Indonesia’s Lamongan Network: How East Java, Poso and Syria Are Linked, the latest report from the Institute for Policy Analysis of Conflict (IPAC), takes six men from East Java and shows how their lives intersect as students, in-laws, religious study group members, recruiters for and arms suppliers to Poso, and ISIS supporters.
“In many ways the road to Syria from Indonesia runs through Poso,” says Sidney Jones, IPAC director. “To understand ISIS backers in Indonesia, look at who supports Santoso.” Santoso, self-styled leader of Mujahidin of Eastern Indonesia (Mujahidin Indonesia Timur, MIT) is currently the target of massive security force operations in the hills of Poso Pesisir, a Poso sub-district. His smarter and more experienced adjutant, Daeng Koro, was killed by police on 3 April.
Santoso’s armed band is important to ISIS supporters because it is the only one of Indonesia’s violent jihadi groups that by its continued existence is keeping alive the idea of a secure base (qaedah aminah) in Indonesia that can eventually form the basis of a community living under full Islamic law. A media unit, run by two members of the Lamongan network, did more through online propaganda than Santoso or his men ever did through jihad to boost his reputation domestically and internationally, including with ISIS.
The new report shows that the only terrorist activity in Indonesia undertaken or planned in 2014 – all aimed at local targets – was in response to the urging of Santoso, not ISIS nor anyone in Syria, despite increasing numbers of Indonesian fighters there. The incompetence of these would-be terrorists has been startling. One question is whether Santoso’s eventual capture might lead some of his supporters to look more to ISIS for direction and thus to a change in methods or targeting. Even if that should happen, terrorist capacity in Indonesia, for the moment, remains very low.
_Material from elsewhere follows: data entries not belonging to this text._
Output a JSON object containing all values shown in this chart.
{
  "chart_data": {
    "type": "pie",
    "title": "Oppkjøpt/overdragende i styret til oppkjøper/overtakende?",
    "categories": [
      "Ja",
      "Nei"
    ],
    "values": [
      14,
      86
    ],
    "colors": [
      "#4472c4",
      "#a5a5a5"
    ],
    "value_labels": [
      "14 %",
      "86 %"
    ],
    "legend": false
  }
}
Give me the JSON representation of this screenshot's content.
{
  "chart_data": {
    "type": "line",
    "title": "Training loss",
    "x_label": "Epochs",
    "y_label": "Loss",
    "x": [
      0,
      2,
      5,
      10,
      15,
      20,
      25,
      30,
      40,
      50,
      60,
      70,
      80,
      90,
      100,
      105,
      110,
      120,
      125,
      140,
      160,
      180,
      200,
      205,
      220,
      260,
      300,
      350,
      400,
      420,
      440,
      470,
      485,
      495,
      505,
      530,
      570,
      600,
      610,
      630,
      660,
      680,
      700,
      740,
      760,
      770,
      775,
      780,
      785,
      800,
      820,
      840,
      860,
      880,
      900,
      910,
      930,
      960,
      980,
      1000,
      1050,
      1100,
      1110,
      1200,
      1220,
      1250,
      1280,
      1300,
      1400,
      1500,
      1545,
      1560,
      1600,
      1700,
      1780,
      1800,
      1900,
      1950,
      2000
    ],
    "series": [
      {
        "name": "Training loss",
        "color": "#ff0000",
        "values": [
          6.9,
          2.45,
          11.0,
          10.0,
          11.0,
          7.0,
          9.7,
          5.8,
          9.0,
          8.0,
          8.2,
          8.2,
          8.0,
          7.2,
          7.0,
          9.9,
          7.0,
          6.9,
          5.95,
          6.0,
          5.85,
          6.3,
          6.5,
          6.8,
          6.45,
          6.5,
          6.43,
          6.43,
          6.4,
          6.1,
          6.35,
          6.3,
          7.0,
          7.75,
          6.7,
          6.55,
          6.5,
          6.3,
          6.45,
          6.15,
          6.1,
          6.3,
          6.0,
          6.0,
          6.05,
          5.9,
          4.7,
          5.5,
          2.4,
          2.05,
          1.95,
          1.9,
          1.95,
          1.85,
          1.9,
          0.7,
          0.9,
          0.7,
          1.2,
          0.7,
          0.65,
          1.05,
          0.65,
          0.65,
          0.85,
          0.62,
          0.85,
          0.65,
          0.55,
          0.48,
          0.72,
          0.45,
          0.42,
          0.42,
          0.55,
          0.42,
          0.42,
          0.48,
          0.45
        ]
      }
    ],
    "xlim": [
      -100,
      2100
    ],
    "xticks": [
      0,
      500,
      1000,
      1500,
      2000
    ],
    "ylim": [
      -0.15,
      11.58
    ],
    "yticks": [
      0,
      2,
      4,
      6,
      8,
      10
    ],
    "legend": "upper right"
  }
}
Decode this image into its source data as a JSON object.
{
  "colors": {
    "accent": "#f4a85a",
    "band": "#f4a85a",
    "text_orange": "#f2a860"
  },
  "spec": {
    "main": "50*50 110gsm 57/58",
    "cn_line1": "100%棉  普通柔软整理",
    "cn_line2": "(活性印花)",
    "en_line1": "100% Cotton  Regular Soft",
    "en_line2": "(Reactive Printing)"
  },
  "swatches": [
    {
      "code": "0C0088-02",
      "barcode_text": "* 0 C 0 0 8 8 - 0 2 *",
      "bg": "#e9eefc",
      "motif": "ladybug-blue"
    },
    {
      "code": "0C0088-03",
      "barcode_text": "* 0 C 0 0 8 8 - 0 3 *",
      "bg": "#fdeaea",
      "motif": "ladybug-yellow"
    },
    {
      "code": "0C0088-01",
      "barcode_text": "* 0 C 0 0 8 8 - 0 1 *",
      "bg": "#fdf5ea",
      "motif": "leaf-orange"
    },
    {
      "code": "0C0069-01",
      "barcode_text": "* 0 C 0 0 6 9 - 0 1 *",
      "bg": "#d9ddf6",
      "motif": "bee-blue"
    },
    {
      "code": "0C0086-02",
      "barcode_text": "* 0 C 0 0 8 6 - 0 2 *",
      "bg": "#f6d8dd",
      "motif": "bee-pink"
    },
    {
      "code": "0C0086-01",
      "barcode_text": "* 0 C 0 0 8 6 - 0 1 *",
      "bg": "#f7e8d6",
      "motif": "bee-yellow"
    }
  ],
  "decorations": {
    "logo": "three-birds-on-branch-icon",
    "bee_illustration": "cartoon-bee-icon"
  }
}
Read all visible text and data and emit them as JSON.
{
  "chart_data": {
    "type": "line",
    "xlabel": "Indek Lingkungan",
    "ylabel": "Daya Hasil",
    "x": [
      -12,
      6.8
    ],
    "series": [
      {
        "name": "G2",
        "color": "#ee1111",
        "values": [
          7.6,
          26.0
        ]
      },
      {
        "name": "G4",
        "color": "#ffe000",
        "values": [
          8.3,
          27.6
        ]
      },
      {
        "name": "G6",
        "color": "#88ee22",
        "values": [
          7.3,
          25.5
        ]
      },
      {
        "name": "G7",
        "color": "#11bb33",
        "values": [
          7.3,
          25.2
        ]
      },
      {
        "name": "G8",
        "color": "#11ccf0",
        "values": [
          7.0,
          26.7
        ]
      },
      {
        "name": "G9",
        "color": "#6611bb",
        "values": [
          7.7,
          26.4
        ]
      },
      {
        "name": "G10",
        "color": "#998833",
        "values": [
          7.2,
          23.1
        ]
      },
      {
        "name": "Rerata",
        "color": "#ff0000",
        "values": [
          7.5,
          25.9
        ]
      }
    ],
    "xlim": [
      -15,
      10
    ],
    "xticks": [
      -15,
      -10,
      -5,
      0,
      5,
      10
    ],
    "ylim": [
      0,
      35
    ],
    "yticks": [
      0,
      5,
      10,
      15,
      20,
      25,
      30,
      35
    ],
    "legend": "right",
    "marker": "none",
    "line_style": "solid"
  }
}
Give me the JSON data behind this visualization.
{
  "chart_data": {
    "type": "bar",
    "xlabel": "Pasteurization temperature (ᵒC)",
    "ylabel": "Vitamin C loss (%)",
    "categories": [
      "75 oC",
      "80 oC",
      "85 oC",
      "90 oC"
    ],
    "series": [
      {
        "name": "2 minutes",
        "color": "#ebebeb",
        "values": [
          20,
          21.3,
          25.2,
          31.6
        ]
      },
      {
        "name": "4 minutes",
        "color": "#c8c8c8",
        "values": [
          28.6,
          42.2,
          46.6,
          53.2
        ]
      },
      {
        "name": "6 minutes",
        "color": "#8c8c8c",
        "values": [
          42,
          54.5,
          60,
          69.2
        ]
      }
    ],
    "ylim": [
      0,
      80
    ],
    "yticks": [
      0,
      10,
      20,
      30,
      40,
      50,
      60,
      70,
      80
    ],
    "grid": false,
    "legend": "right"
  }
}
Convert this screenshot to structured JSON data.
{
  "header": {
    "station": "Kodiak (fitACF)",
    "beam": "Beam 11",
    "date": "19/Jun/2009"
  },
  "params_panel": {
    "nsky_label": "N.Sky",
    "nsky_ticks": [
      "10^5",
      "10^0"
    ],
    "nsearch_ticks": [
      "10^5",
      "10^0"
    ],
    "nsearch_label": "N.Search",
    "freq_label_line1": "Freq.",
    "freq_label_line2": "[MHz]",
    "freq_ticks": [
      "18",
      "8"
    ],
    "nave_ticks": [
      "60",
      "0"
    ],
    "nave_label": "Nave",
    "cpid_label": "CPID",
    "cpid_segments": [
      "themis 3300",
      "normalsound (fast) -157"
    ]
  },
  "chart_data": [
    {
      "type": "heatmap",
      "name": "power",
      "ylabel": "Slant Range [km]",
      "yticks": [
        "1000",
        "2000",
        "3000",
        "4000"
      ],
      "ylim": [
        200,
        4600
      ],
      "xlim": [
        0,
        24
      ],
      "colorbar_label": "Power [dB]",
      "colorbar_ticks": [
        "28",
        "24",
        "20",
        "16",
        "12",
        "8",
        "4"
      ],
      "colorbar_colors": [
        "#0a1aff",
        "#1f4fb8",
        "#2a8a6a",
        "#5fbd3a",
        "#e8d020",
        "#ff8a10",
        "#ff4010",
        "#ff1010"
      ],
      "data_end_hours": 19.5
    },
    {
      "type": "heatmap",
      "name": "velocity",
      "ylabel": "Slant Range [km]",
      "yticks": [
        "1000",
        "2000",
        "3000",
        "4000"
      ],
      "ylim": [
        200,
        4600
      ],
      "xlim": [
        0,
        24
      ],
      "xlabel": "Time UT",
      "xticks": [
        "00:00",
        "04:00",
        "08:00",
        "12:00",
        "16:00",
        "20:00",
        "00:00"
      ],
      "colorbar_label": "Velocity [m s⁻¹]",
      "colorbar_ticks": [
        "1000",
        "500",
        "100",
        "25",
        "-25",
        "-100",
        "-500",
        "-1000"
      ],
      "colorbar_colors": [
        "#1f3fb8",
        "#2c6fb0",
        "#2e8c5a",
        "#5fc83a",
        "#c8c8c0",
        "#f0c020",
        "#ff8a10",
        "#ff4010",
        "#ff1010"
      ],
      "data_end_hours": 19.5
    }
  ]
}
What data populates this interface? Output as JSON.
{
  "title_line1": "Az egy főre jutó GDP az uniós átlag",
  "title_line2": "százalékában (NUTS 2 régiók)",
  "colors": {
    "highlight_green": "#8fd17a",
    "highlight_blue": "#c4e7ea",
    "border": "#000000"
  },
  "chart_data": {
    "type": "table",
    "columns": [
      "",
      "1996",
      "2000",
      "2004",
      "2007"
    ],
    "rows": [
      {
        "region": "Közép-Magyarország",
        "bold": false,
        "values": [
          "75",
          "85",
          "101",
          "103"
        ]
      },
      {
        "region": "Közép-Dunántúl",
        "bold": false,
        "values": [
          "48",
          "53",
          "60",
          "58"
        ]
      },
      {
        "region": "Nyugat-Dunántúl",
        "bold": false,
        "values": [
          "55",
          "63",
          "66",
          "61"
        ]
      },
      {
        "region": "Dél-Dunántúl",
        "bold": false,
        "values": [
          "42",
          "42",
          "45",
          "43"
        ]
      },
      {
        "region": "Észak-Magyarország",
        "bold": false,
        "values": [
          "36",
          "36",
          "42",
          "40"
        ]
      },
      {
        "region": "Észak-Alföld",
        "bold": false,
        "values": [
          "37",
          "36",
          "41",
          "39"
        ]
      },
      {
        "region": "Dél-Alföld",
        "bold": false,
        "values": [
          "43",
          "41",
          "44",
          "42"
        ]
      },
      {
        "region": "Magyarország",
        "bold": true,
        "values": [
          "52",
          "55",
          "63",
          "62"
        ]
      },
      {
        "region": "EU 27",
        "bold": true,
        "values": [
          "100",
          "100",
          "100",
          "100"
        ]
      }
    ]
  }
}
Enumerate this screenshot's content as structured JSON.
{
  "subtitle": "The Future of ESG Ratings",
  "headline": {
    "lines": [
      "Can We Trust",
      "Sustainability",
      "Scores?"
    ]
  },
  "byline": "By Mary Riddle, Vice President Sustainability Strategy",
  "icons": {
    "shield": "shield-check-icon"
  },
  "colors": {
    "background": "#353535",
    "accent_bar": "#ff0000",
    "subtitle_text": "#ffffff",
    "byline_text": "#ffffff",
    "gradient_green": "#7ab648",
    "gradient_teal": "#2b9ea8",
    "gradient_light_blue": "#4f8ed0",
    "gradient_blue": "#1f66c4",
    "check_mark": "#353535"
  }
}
In exploring the bonds among six men, the new report illustrates the importance of school alumni networks; the ideological teachings of detained cleric Aman Abdurrahman; and kinship and marriage ties, an ongoing theme in studies of Indonesia’s extremist networks. Understanding the intricacies of these bonds can lead to targeted interventions. One local Lamongan initiative described in the report, led by a former extremist, seems to have at least kept the subdistrict where he lives free of radical teachings.
The report notes that the counter-terrorism unit of the police has been reasonably effective in disrupting violent networks, to the point that one reason some Indonesians have fled to Syria is to avoid arrest. It thus is a disservice to suggest, as many members of the Jakarta political elite have, that police failure to capture Santoso is a deliberate strategy to keep counter-terrorism funds flowing.
“Neither terrorism nor support for ISIS will go away with the arrest of Santoso,” says Jones. “Violent extremism, as this report shows, is a hydra-headed problem for which there are no easy solutions.”